Aún recordaba los sonidos de las bombas impactar a lo lejos. No quería imaginarse lo que pudieron haber sentido las personas que estaban cerca del lugar de choque, los pensamientos que pasaron por sus mentes mientras veían caer el proyectil, mientras veían la gran nube de fuego y escombros acercarse a ellos... 

Desde los impactos de las bombas no había parado de llover, por esa misma razón, además, querían alejarse de las zonas de impacto, por el miedo de ser accidentalmente bañados por la lluvia radioactiva.  

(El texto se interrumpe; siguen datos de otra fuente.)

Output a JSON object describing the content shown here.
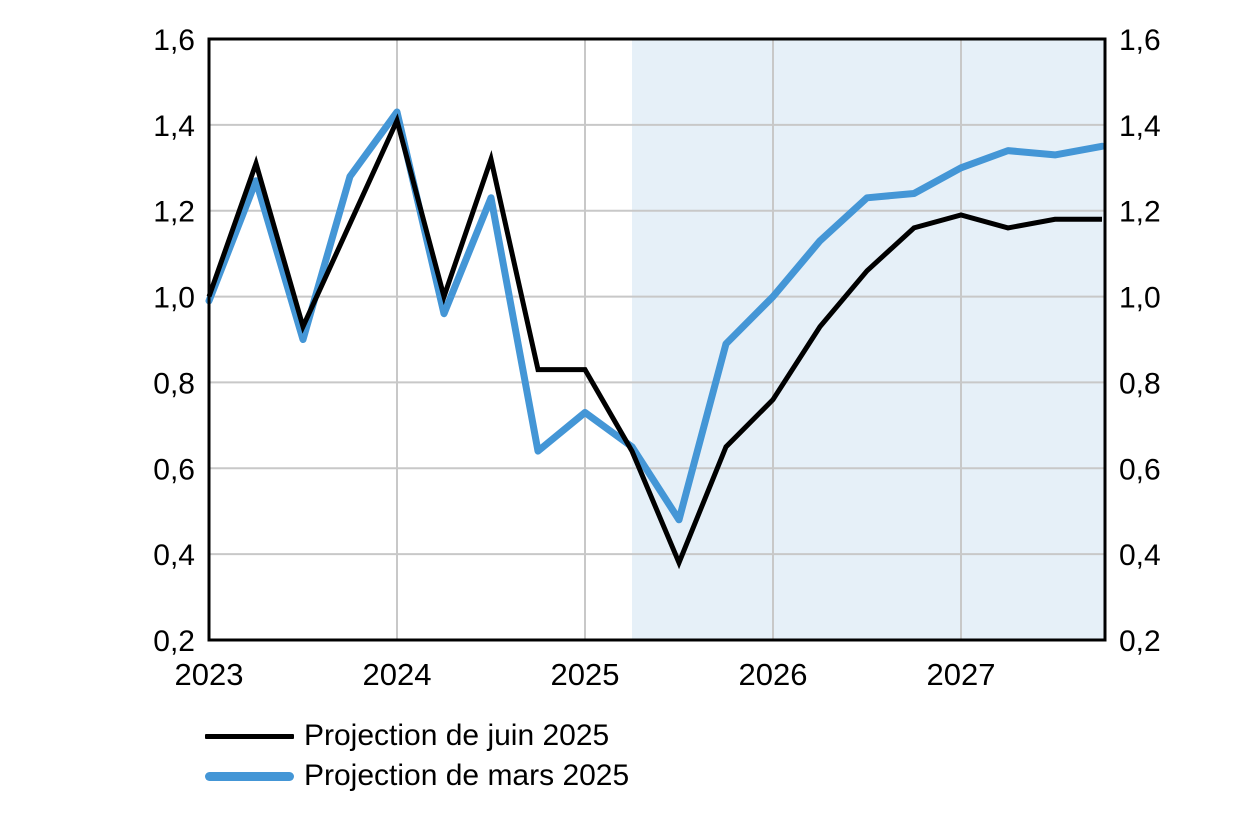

—Lo vi en la tele, wey, si llueve cerca de algún lugar radioactivo te puedes enfermar de radiación —dijo Jack cuando las grandes nubes oscuras se posaron sobre la ciudad en la que estaban tras los ataques.  

—No estoy muy seguro de que eso sea verdad —añadió Joshua con cara de confusión—. Pero en todo caso lo mejor es alejarnos cuanto podamos de donde cayeron las bombas.  

Y así hicieron, aunque poco sabían de radiación y de bombas nucleares, lo que tenían claro es que mientras más lejos, mejor.